Guard member who became a symbol of Flight 232 response dies
November 6th, 2023 by Ric Hanson
(Radio Iowa) – A retired Iowa Air National Guard member who became a symbol of the effort to save lives in the crash of United Flight 232 at the Sioux City Airport in 1989 has died. Colonel Dennis Nielsen of the 185th Air wing was caught in a photo carrying three-year-old Spencer Bailey from the plane wreckage following the crash. Gary Brown was Woodbury County’s Emergency Services Director at the time and was also a friend of Nielsen. “Denny was a very humble person. He did not enjoy the notoriety that came with that photograph,” Brown says. “But he also was respectful of the fact that his photograph was representing the hundreds and hundreds of emergency responders in the hundreds of people from the military and the 185th.”

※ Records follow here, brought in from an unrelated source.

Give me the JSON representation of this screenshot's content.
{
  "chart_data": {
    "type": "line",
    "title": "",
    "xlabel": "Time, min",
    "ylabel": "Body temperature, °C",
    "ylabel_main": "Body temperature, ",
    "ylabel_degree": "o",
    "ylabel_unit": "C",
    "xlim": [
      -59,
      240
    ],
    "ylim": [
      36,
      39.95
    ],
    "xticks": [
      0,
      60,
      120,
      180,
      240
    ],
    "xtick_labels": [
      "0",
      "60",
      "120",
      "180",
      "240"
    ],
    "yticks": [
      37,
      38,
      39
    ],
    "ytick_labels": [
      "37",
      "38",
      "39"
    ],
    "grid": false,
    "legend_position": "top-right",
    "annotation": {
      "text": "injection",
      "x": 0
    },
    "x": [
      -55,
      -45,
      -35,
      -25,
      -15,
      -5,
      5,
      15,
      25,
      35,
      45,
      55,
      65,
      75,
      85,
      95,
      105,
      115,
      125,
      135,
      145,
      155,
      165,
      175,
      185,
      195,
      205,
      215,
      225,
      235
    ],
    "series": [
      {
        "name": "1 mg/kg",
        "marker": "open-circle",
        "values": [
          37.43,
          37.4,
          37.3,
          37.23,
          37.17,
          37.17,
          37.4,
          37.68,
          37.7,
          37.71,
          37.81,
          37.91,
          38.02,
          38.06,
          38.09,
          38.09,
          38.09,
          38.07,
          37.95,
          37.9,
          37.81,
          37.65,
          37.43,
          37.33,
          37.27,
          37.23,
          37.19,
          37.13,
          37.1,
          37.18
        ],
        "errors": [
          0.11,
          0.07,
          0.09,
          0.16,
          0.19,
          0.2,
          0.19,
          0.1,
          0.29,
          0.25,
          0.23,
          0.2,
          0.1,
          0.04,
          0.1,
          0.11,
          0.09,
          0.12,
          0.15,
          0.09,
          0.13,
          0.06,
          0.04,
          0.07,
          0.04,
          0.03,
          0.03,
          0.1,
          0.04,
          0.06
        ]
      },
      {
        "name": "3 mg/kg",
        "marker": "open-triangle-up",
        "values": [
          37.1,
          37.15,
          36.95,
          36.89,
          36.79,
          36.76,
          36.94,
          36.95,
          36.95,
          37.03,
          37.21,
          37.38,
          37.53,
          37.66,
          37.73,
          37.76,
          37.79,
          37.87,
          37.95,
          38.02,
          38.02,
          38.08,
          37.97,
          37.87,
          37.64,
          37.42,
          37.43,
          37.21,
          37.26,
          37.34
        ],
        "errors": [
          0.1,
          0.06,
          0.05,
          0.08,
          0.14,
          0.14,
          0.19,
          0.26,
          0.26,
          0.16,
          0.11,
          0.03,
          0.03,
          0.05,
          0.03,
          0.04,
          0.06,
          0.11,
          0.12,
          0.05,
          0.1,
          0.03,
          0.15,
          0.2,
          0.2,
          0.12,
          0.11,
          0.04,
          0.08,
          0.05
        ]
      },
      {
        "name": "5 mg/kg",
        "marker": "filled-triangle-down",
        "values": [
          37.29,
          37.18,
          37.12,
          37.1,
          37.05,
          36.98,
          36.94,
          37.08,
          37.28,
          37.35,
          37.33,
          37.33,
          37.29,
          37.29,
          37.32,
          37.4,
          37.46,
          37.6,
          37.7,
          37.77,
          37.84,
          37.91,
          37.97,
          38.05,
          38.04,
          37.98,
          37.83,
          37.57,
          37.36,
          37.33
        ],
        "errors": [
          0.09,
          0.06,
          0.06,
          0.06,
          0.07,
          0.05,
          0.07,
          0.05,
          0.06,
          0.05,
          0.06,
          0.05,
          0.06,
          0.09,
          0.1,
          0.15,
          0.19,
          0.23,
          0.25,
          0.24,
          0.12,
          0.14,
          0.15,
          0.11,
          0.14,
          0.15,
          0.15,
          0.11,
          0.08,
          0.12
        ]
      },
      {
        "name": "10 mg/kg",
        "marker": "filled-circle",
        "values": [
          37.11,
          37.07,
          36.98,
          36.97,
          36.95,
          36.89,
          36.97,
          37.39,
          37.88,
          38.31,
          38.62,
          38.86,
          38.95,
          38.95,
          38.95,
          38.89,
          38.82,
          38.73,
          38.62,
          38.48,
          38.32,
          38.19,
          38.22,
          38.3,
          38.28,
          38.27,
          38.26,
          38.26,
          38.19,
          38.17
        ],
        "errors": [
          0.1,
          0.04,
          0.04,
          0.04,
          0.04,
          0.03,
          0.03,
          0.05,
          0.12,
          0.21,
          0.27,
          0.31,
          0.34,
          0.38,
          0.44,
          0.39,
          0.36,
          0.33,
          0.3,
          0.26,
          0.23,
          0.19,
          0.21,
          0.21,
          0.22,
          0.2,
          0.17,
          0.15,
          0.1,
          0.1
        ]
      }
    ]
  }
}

The picture by Sioux City Journal Photographer Gary Anderson later became the model for the Spirit of Siouxland Sculpture on the Sioux City riverfront. Sioux City’s response to the disaster was praised across the country. Brown says Nielsen was an early member of the local team that train for such emergencies. “Denny first joined with us in the disaster committee preparedness when it was first established back in the 80s. He was assigned there by Commander Dennis Swanstrom and he was an amazing ambassador for the 185th,” he says. Nielsen retired from the 185th Air Wing in 202 and moved to Raleigh North Carolina, where he died in September at the age of 76. Brown kept in touch with Nielsen.
“We’re gonna miss Denny, he’s an Iowa boy he was born in Shelby, Iowa on February of 1947,” Brown says. “And I’m going to miss him personally we just wish him a speedy journey.” The plane crashed and cartwheeled down the runway, but the effort of first responders helped save 184 of the 296 people on board the plane.